Common Usage Requirements

The home garage setting has a number of different possible tools, so we’ve highlighted the air requirement for a few of them. Bear in mind this is an average number, and you should check it against the actual tools you’re likely to use.

  • Angle grinding: 5-8 CFM
  • Brad Nailing: 0.3 CFM @ 90 PSI
  • Drilling: 3-6 CFM @ 90 PSI
  • Frame Nailing: 2.2 CFM @ 90 PSI
  • Spray Painting: 3-11 CFM @ 90 PSI (sometimes bigger tanks required)
  • Impact Wrench: 3-8 CFM @ 90 PSI
  • Tires: 2 CFM @ 90 PSI

Quincy Compressor has a great knowledge center full of resources available here.

Noise

Air compressors can be noisy tools, and for some environments, that’s an important consideration. If you’re doing a lot of indoor work like nailing, it might be worth opting for a lower power compressor (nailing has a low-requirement) in order to get a quieter unit. Obviously, this is a trade-off, and generally, the more powerful compressors are louder.

Size & Weight

For portable use, size and weight are an important thing to think about when choosing the right compressor. If you’re going to be assembling a large structure with a nail gun, you might be moving around the structure and will need to move the compressor around with you. Getting a smaller unit could be a huge benefit.

It’s also worth noting that there are additional portability options on some of the larger compressors. Often, you’ll find those equipped with larger tanks fitted with wheels to enable them to be moved around more effectively.

Oil or Oil-free?

Oil compressors are better lubricated and are better suited to longer periods of use because the oil keeps the air pump cool.
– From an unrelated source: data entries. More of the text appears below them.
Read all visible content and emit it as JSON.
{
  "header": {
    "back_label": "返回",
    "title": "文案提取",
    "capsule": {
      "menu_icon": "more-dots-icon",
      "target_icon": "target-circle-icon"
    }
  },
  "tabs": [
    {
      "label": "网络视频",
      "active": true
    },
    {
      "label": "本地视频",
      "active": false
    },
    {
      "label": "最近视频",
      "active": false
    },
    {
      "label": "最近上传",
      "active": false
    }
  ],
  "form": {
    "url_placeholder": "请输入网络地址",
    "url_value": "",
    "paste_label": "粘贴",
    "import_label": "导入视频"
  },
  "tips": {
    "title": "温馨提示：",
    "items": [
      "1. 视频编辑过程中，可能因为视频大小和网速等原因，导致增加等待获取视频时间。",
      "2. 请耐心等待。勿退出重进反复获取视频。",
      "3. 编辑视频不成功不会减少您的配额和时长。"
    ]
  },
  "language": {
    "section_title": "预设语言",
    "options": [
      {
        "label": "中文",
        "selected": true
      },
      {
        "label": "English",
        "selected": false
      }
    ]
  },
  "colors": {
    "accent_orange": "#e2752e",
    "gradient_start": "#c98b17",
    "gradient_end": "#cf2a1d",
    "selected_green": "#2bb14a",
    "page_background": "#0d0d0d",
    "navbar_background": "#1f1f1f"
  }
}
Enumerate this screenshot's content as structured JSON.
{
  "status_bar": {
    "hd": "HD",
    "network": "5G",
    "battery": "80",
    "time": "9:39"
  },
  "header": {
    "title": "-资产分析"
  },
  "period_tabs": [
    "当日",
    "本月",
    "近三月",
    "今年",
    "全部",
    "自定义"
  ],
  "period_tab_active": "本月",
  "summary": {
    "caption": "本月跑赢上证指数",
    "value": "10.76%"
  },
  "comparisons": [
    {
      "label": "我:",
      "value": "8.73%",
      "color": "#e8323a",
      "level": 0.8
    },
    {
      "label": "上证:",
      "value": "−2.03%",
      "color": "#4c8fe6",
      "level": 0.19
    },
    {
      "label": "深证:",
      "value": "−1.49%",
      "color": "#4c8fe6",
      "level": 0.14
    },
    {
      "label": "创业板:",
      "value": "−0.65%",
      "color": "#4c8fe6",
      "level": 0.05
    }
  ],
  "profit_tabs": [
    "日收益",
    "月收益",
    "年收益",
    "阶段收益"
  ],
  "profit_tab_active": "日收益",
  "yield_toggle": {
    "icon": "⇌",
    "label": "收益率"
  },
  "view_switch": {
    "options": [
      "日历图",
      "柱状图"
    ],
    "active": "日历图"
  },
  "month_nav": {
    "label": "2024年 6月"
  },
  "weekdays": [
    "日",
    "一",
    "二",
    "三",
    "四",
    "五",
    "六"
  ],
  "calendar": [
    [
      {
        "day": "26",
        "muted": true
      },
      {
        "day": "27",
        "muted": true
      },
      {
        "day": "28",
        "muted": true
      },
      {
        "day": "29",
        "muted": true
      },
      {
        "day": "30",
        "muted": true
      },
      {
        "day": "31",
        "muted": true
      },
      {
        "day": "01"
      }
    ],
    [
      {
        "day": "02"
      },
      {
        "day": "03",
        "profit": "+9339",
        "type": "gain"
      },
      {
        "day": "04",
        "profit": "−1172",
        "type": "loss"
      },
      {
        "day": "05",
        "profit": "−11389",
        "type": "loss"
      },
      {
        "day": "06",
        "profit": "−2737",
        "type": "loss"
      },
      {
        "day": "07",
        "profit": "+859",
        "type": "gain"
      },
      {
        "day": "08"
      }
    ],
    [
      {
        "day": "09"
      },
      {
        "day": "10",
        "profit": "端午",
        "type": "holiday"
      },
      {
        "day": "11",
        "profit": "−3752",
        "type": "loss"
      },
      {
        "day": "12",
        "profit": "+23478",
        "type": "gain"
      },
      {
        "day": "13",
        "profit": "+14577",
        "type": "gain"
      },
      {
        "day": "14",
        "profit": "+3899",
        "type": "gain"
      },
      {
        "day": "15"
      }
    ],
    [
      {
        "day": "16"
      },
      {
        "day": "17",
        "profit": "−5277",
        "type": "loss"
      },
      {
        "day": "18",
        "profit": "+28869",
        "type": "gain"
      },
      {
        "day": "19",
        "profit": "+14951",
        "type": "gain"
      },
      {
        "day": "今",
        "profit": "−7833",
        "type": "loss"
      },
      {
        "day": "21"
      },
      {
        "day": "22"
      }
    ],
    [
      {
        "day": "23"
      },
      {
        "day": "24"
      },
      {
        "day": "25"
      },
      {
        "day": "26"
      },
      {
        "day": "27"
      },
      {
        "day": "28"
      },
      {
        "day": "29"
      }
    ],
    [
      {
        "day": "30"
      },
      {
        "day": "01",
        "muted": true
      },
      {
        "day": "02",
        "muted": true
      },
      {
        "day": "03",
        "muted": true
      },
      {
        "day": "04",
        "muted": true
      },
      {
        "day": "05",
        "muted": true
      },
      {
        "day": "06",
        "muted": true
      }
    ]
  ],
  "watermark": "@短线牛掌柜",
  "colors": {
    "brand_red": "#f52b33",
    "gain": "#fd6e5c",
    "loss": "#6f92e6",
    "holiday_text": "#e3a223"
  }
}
This comes with an additional reliability requirement though, because the oil must be monitored, changed, and topped up.

Oil-free compressors are a popular choice for occasional DIY users because they don’t require as much maintenance. That said, they do tend to overheat if they are used heavily for extended periods.

Choosing An Air Compressor For Home garage: Common Questions

What size air compressor is best for home use?

The right size air compressor for home use will depend on what tools you are looking to run with it. Let’s go over some common use cases:

For tires, nailers, staplers, and very light impact wrench usage, a compressor rated to 4 CFM at 90 PSI should suffice.

If you’re doing lots of repeated impact wrench work, or you are spray painting, or using several tools simultaneously, you’ll need to look into a higher-powered compressor, aimed more toward commercial use.

What is the best brand for air compressors?

There are many great brands that manufacture air compressors, and it’ll depend on your budget and use case. To make some broad generalizations, California Air Tools and Makita make high quality, reliable and high-performance compressors that are well suited to demanding homeowners or commercial settings.

DEWALT, PORTER-CABLE, and Craftsman are more suited to the more value-oriented DIY and home use market, and sometimes you’ll find yourself making compromises on quality.

How big of a compressor do I need to run air tools?

This really depends on what air tools you are planning to run, as some are more demanding than others. Below you’ll find a number of common applications:

  • Angle grinding: 5-8 CFM
  • Brad Nailing: 0.3 CFM @ 90 PSI
  • Drilling: 3-6 CFM @ 90 PSI
  • Frame Nailing: 2.2 CFM @ 90 PSI
  • Spray Painting: 3-11 CFM @ 90 PSI (sometimes bigger tanks required)
  • Impact Wrench: 3-8 CFM @ 90 PSI
  • Tires: 2 CFM @ 90 PSI

How big of an air compressor do I need to run a sandblaster?

Sandblasters have a very high CFM requirement, and typically need 20-200 CFM depending on the nozzle and setup you’re using. That is well beyond the capacity of any compressor for a home garage, and you’ll need to turn to a commercial compressor to find the required capacity.

What is the best air compressor for home use?

This really depends on your use case, but overall, we believe the California Air Tools 8010 is a great choice. Delivering 2.2 CFM at 90 PSI, this machine has enough power on tap for most basic air tools. Equipped with a powerful motor, this machine can recharge its large 8-gallon tank very quickly and does so very quietly.

It’s also substantially quieter than the popular pancake compressors sold by other firms, which we see as a huge plus.